Conservation is a shared responsibility
Caring for the lake is not the job of institutions alone, or of divers alone — it is part of every one of us. Fishermen, restaurateurs, local residents, visitors, and the authorities on both sides of the border share the same lake and the same responsibility. No single action will solve the problem on its own, but many small, consistent efforts together create real change.
If you’d like to join — as a volunteer on the shore, as a certified diver in the underwater actions, or by supporting an action — get in touch. We’ll let you know about the next action and how to take part.
What we inherit today, we leave to the next generations tomorrow. A lake with more than a million years of history deserves to be passed on at least as clean as we found it.
Frequently asked questions
Why is Lake Ohrid protected by UNESCO?+
Lake Ohrid was inscribed on the UNESCO World Heritage list in 1979 for its natural values and in 1980 for its cultural ones — a rare combination of both. The reasons are its age of over a million years, more than 200 endemic species, and continuous human settlement going back at least 7,000 years. In 2019 the protection was extended to the Albanian side, so today the whole basin is shared heritage of both countries.
What are the main threats to the lake?+
The main threats are wastewater and eutrophication, solid waste and 'ghost nets' on the bottom, tourism and shoreline urbanization pressure, climate change, and the loss of shoreline wetlands. Because the water comes from slow karst springs, pollutants don't dilute but accumulate, which makes the lake especially sensitive.

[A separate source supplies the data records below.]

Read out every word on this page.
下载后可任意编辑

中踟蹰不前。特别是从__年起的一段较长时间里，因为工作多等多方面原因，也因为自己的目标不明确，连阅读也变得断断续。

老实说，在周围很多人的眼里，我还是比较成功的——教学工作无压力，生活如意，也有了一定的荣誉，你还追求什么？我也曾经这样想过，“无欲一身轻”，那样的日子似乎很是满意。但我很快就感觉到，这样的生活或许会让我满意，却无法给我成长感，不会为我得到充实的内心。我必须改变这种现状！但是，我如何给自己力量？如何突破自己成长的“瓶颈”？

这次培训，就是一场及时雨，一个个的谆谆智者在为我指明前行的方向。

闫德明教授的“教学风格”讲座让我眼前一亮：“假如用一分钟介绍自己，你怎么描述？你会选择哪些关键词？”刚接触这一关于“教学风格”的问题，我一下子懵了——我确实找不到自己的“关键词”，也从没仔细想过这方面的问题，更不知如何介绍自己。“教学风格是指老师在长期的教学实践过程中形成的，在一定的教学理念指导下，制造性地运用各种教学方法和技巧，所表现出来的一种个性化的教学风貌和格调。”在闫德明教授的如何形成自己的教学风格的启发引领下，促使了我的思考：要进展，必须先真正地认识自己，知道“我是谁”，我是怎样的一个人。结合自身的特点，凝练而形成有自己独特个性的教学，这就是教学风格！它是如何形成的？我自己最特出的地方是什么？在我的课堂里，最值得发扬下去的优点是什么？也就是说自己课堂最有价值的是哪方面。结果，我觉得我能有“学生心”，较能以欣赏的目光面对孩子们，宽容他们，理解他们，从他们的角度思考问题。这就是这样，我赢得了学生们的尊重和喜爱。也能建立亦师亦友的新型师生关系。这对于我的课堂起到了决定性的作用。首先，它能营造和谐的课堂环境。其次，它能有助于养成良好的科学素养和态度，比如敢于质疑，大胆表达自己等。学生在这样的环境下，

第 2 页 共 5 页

What is an endemic species and why does it matter?+
An endemic species is one that lives in only one place on Earth. Lake Ohrid has over 200 endemic species — fish, sponges, snails, and shrimp that exist nowhere else. If they disappear here, they're gone forever, which makes their protection globally important.
How do divers help protect the lake?+
Much of the waste ends up on the bottom, invisible from shore but harmful to underwater life. Divers can recover that waste by hand from depths and spots mechanical cleanup can't reach, and at the same time document the state of the ecosystem below the surface.
How can I get involved or volunteer?+
You can take part as a volunteer on the shore or as a certified diver in the underwater actions. Get in touch through our contact page and we'll let you know about the next action and how to join.
What happens to the collected waste?+
The collected waste is taken and properly treated by our partners, free of charge, as part of a shared commitment to a clean Lake Ohrid. That way the waste doesn't return to nature but is disposed of or recycled responsibly.